Su discurso inaugural sentó las bases del cambio que se avecinaba. La URSS, dijo, debía dar “un giro decisivo a su economía para aplicar los principios socialistas en forma creativa”; sugirió, e invitó a pensar, que dentro de una economía planificada había lugar “para avivar la independencia de las empresas y despertar su interés por el producto final de su trabajo” y lanzó una advertencia premonitoria: los mayores beneficios materiales “pueden entorpecer la justicia social”. También mandó dos mensajes a Reagan. Uno público: “Queremos una reducción mayor y real de armas y no el desarrollo de nuevos sistemas de armas, ya sea en el espacio o en la Tierra”. El otro mensaje fue privado y en respuesta a una carta que Reagan le había hecho llegar a través de Bush: estaba dispuesto a dialogar con Estados Unidos en cualquier momento y en cualquier lugar. Si el final de la Guerra Fría, que ni fue guerra ni fue fría, tuvo un comienzo, tal vez fue ese. Ocho meses después, en Ginebra, Estados Unidos y la URSS, Reagan y Gorbachov, acordaron reducir sus arsenales nucleares a la mitad.

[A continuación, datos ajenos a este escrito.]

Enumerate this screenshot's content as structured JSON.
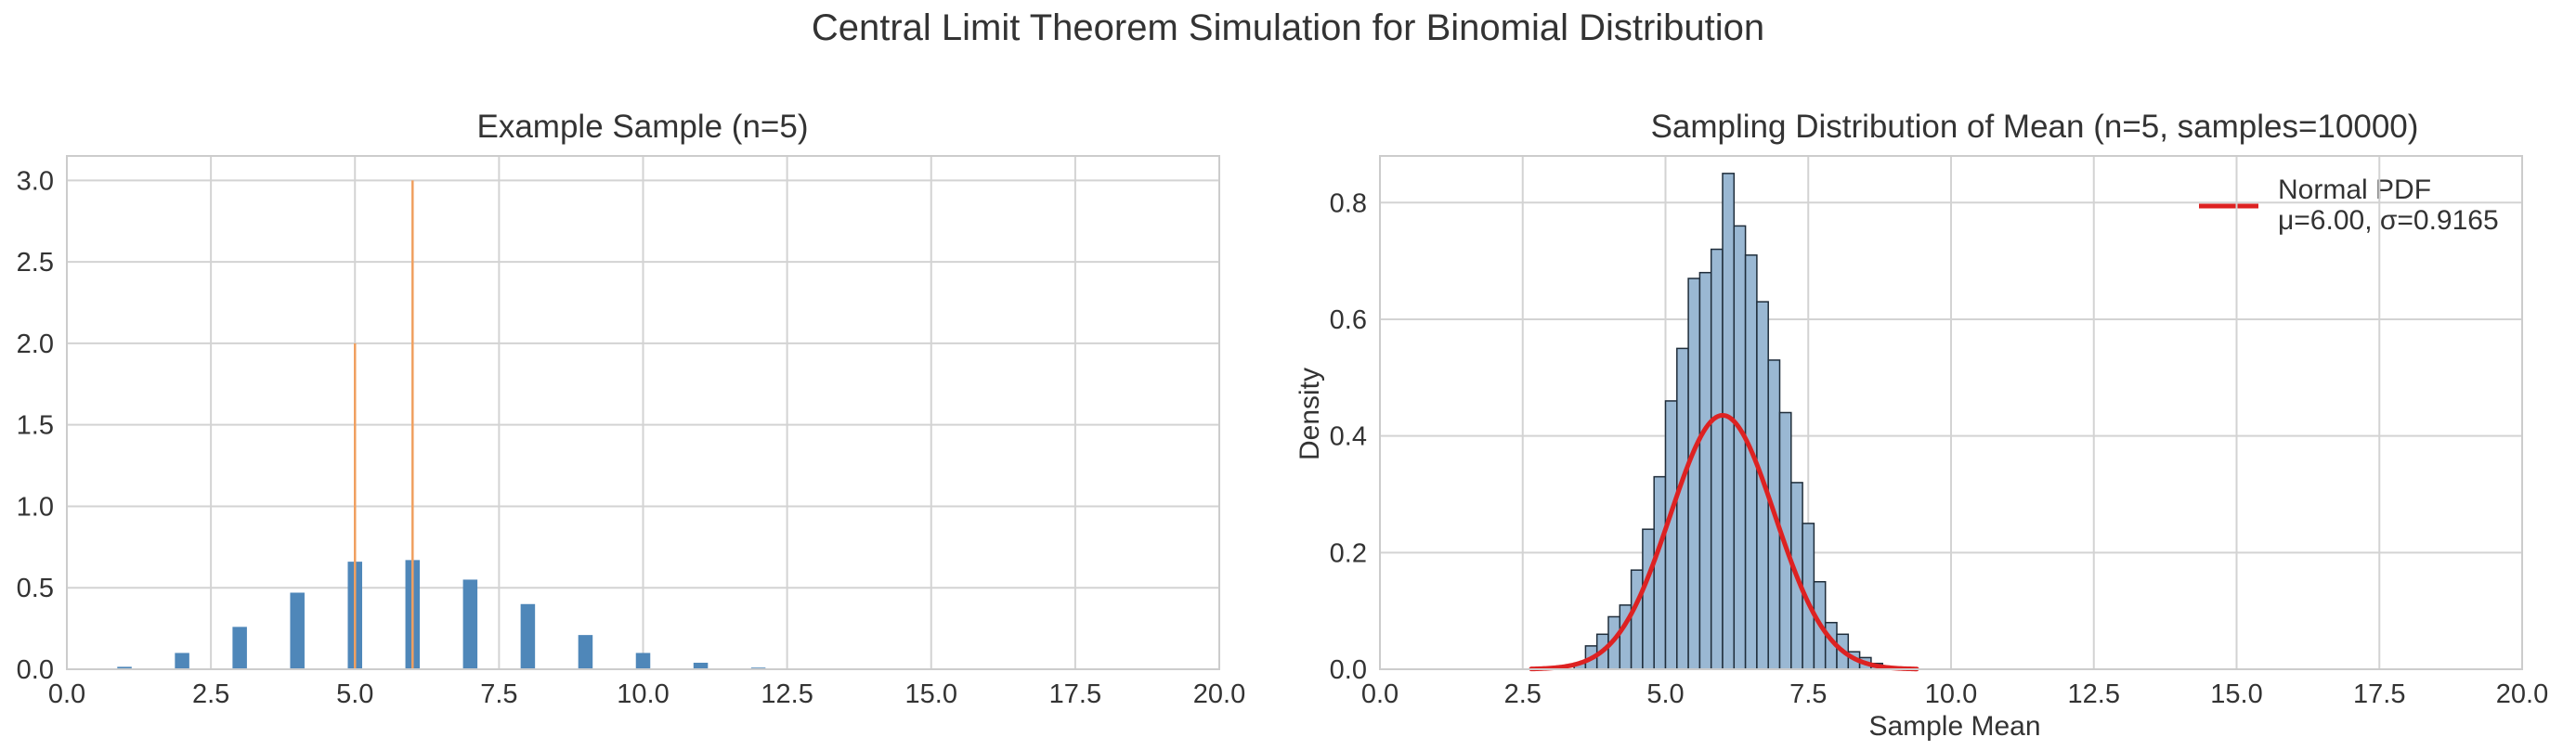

Para entonces, sin saberlo, el líder soviético se había acostado con el enemigo: había nombrado a su amigo Boris Yeltsin (se conocían desde 1976) como diputado y alcalde de Moscú con la misión de terminar con la corrupción en el PC local y en la ciudad. Yeltsin, que sustentaba sus ideales políticos en la vodka, se convirtió pronto en un crítico acérrimo de Gorbachov y de su lentitud para encarar las reformas proclamadas. El flamante líder de la URSS quedó atrapado en los brazos de una pinza que ya no se aflojaría jamás: quienes, como Yeltsin y los suyos, lo criticaban por lento, y los conservadores comunistas que criticaban la amplitud y hondura de los cambios.
Gorbachov clavó a fuego dos palabras rusas que Occidente aprendió rápido: glasnot, que significa apertura, transparencia, y perestroika, igual a reconstrucción. Y se echó a andar. Entre 1987 y 1988, por ley firmada, las empresas soviéticas gozaron de mayores libertades. Y los individuos también. Fueron liberados miles de disidentes y reivindicadas muchas de las figuras perseguidas y aniquiladas por Stalin, en un ejemplo de memoria y justicia, siempre útil para el crecimiento de las naciones. Hubo mayor libertad religiosa y el control sobre la prensa se aflojó un poco. En mayo de 1988 la Ley de Cooperativas permitió la propiedad privada de las empresas de servicios, de la industria manufacturera y del comercio exterior.
Sus años se vieron ensombrecidos por la tragedia de Chernobyl, en abril de 1986, por la retirada de las tropas soviéticas de Afganistán en 1989, un triunfo de la paz pero una derrota militar para la URSS, y por la travesura de Mathías Rust, un chico alemán que en 1987 aterrizó con su Cessna 172 en la Plaza Roja, después de burlar todos los radares de la superpotencia y de dejar en claro que el poder militar no se llevaba bien con Gorbachov.